Экспозиция. Империя, век XII

Огромная империя, занимавшая всю срединную Европу и простиравшаяся от Северного моря и Балтики до Тирренского моря и Адриатики, была не единым государством, но союзом сотен государственных образований, больших и малых. Народы, проживавшие на ее территории, говорили на десятках германских, романских, славянских и балтских языков. Ее императоры избирались коллегией особых имперских князей – курфюрстов; власть императоров была велика, но не безгранична. Объемы вызывали серьезные опасения укрепляющейся церкви: ее не устраивала широкая автономия правителей империи в вопросах назначения и смещения епископов и аббатов, приносивших императорам клятву верности и являвшихся их фактическими вассалами. В XI веке, том самом, завершение которого прогремит неожиданным успехом Первого крестового похода, Рим начнет «борьбу за инвеституру» (назначение на церковные должности и введение в сан). Она закончится компромиссом: в 1122 году был заключен Вормсский конкордат. В соответствии с этим соглашением избранные на церковную должность получали духовную инвеституру от папы, а светскую – в империи верхушка клира имела немалые феодальные владения – от императора. Теперь уже серьезные основания для беспокойства имелись у императоров: помимо части полномочий они утратили влияние на Северную Италию.

Могущество императоров подрывали и внутренние распри: в первой половине XII века основным содержанием политической жизни империи стало соперничество между двумя крупными германскими феодальными кланами – Гогенштауфенами и Вельфами. Первые контролировали юго-западную Германию, вторые – южную и восточную. Важным козырем Вельфов была их борьба с восточными соседями-славянами: под предлогом «христианизации язычников» они расширяли свои владения в восточном направлении.

После смерти Конрада III, первого из императоров – Гогенштауфенов, в 1152 году на имперский престол был избран его племянник Фридрих I по прозвищу Барбаросса – «Рыжебородый». Борьба за Италию и «усмирение» Вельфов стали двумя основными направлениями его политики.

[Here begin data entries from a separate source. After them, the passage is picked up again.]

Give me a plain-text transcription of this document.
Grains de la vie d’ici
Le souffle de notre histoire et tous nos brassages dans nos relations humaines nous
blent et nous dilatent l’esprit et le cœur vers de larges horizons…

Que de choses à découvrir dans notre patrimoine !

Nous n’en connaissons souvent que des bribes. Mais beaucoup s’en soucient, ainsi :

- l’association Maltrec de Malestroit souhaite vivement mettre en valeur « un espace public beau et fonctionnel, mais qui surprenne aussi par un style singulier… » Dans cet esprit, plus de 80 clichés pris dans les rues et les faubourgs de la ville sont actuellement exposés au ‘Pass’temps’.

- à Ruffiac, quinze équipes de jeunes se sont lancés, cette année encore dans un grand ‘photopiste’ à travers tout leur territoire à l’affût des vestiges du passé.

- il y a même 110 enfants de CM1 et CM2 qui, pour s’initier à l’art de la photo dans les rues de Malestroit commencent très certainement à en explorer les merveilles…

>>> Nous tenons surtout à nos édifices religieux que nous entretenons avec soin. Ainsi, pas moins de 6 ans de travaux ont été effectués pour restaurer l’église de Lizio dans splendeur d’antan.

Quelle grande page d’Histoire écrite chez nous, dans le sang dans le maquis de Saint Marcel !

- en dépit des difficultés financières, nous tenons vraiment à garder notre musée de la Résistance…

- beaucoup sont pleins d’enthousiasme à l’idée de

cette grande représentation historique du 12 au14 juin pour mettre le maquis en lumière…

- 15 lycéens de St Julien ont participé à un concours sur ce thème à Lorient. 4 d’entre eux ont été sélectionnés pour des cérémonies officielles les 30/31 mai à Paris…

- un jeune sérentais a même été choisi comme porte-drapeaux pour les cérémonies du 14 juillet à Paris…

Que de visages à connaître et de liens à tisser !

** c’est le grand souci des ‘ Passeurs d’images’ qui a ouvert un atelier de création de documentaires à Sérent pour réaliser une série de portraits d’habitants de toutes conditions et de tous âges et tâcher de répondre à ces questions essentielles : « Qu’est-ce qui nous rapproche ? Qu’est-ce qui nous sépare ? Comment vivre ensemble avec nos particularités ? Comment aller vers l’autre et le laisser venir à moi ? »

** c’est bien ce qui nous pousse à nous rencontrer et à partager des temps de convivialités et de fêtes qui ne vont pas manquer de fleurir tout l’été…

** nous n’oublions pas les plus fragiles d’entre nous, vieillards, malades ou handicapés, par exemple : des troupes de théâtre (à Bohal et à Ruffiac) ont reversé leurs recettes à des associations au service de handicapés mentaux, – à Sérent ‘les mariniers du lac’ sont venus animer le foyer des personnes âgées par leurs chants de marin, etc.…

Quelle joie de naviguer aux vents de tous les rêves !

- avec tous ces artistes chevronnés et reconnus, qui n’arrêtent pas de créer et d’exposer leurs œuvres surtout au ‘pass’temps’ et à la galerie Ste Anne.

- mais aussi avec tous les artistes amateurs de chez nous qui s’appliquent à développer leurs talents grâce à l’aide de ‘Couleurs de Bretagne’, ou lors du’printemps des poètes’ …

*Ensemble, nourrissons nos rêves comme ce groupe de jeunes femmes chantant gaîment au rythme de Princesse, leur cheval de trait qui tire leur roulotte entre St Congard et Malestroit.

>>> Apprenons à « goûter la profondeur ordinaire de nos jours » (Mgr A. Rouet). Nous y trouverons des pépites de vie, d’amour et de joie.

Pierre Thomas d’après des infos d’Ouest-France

С Италией получилось не очень удачно: папа Александр III при поддержке мощного Сицилийского королевства и объединения североитальянских городов-коммун – Ломбардской лиги – сумел выдержать натиск с севера. В 1176 году при Леньяно, неподалеку от Милана, армия Барбароссы была разгромлена, а сам император чудом остался жив. Вернуть итальянские владения под свой полный контроль империи не удалось, борьба предстояла нешуточная. А вот по второму направлению дела развивались не в пример успешнее.

Завязка. Возвышение Льва

В 1137 году баварский герцог Генрих X Гордый получил в наследство после смерти своего тестя Саксонское герцогство. На следующий год избранный императором Конрад III потребовал, чтобы Генрих отказался от одного из так называемых «племенных герцогств» (помимо Баварии и Саксонии к ним относились Тюрингия, Франкония, Швабия и Лотарингия), правители которых и избирали императора: ведь получалось, что теперь у Генриха X Баварского (он же Генрих II Саксонский) образовалось целых два голоса. Вельф предсказуемо отказался, после чего Конрад лишил его обоих владений, передав Баварию своему единоутробному брату Леопольду, маркграфу Австрийскому, а Саксонию – Альбрехту по прозвищу Медведь, маркграфу Северной марки, пограничного владения между Эльбой и Одером. Генрих Гордый возмутился и приступил к военным действиям, но внезапно скончался в возрасте примерно 30 лет. Его преемником был провозглашен десятилетний сын Генрих. Поддержка влиятельных бабки и дяди помогла мальчику выстоять, и в 1142 году при посредничестве императора был достигнут компромисс: юный герцог отказывался от Баварии, но сохранял за собой Саксонию, фактически уже захваченную его вассалами. Впрочем, Альбрехт «попрощался, но не ушел» и продолжал бороться за утраченное практически до самой смерти.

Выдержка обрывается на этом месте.